3. Scoped Novelty via Restrictive Assumptions: The paper's core novelty is scoped to a specific and simplified class of accelerators due to Assumption 2 (Section 4.1, Page 4), which excludes accelerators performing their own dynamic memory management. This is a critical limitation. The proposed CapChecker architecture, with its CPU-managed static capability table, is not suited for more complex accelerators like GPUs or TPUs that manage their own memory. Therefore, the novel contribution does not address the security of the most complex and widely used accelerators but is instead confined to a simpler domain. The claim of a "general method" is thus overstated.

Questions to Address In Rebuttal

The authors should use the rebuttal to clarify the precise boundaries of their novel contributions.

1. Regarding the Coarse implementation: Can the authors cite prior work that uses address-bit tagging for peripheral memory protection and clearly articulate what, if anything, is novel about their specific use of this technique in the context of the CapChecker?

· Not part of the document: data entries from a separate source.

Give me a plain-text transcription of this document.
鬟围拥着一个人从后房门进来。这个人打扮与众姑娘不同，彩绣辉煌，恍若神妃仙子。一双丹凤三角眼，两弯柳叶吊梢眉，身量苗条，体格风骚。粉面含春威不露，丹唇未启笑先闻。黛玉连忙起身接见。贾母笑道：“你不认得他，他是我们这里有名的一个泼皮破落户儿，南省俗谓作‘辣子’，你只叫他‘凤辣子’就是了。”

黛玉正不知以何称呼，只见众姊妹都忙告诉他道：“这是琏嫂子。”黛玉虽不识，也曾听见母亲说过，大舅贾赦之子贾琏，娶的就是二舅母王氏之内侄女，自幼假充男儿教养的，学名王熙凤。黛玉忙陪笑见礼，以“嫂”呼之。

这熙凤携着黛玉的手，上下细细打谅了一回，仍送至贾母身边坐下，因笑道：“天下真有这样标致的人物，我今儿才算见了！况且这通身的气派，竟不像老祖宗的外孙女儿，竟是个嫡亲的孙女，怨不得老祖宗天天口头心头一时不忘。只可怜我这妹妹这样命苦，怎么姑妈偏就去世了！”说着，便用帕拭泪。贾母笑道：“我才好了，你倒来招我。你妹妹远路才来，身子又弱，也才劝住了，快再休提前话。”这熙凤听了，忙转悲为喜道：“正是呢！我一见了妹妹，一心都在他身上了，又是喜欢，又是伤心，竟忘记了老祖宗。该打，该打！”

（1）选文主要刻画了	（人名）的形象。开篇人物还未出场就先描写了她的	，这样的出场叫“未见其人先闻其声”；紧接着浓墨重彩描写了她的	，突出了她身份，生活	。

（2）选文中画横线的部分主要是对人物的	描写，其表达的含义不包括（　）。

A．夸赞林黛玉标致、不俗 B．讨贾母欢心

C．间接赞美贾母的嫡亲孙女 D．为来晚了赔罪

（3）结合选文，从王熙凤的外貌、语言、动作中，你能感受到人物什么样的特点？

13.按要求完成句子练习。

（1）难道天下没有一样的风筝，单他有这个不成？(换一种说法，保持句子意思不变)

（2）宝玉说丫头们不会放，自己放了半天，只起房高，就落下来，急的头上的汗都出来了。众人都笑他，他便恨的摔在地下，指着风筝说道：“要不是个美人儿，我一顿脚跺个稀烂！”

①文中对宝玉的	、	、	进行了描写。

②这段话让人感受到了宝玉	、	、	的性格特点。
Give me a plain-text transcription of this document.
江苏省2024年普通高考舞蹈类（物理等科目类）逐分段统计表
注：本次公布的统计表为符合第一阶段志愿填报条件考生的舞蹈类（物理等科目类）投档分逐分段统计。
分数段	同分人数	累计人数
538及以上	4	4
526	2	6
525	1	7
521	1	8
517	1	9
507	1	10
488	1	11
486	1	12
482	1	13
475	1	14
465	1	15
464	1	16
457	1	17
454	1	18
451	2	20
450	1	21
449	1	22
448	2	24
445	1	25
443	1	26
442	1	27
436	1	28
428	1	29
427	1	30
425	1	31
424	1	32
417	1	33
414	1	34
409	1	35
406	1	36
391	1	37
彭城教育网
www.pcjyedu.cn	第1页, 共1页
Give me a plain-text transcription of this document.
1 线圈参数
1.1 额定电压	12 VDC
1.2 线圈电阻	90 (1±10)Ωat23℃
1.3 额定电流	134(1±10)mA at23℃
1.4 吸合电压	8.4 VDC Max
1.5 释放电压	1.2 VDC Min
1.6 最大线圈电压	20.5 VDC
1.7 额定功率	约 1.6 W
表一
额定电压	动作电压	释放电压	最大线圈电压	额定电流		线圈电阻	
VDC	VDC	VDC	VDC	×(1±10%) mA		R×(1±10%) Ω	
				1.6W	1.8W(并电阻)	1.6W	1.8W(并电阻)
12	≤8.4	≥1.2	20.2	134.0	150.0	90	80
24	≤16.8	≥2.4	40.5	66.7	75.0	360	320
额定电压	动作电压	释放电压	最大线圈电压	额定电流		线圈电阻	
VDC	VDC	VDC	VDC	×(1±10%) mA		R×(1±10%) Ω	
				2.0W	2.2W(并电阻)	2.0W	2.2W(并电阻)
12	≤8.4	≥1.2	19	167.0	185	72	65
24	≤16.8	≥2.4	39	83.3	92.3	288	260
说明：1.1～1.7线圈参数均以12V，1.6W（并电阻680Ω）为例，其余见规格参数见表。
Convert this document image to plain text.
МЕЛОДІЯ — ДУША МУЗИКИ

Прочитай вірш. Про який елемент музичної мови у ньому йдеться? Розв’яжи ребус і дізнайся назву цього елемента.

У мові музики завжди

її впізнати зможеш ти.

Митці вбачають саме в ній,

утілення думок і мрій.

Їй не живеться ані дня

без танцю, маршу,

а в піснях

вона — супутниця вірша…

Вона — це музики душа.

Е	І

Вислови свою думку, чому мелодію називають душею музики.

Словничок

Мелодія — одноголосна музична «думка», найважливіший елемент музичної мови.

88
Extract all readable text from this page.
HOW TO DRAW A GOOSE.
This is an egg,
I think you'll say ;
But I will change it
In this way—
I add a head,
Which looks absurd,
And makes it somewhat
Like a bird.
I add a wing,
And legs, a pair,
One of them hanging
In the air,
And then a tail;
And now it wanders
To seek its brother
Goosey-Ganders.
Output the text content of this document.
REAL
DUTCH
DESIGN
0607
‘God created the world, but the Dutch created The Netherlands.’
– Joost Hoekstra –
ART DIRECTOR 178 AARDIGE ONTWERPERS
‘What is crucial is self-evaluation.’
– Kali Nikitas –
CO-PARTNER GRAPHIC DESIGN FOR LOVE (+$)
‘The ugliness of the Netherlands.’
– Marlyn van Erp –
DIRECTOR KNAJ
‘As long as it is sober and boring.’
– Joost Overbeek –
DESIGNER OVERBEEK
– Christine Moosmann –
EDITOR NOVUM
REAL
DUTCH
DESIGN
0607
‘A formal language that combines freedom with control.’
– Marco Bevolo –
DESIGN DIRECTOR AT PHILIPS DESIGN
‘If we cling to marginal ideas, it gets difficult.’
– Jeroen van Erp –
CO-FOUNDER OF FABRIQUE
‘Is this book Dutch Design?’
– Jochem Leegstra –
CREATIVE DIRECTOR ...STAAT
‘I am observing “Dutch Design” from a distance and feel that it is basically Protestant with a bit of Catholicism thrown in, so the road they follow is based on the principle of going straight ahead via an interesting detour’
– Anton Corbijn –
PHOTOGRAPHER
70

2. The paper's central claim is a method that works "without modifying accelerator architectures." How would the CapChecker design need to change to support an accelerator that internally performs dynamic memory allocation (e.g., contains a malloc engine for its own scratchpad or local memory)? Would this require a fundamentally new architecture, thereby invalidating the claimed generality, or are there incremental novel extensions to your design that could support this?

3. The software driver model described in Section 5.3 (Page 8) appears to be a standard implementation for managing a new hardware device. Is there any conceptual novelty in the driver's capability management lifecycle (e.g., how capabilities are delegated, managed, and revoked for an external hardware unit) that distinguishes it from prior work on capability-based OSes managing system resources?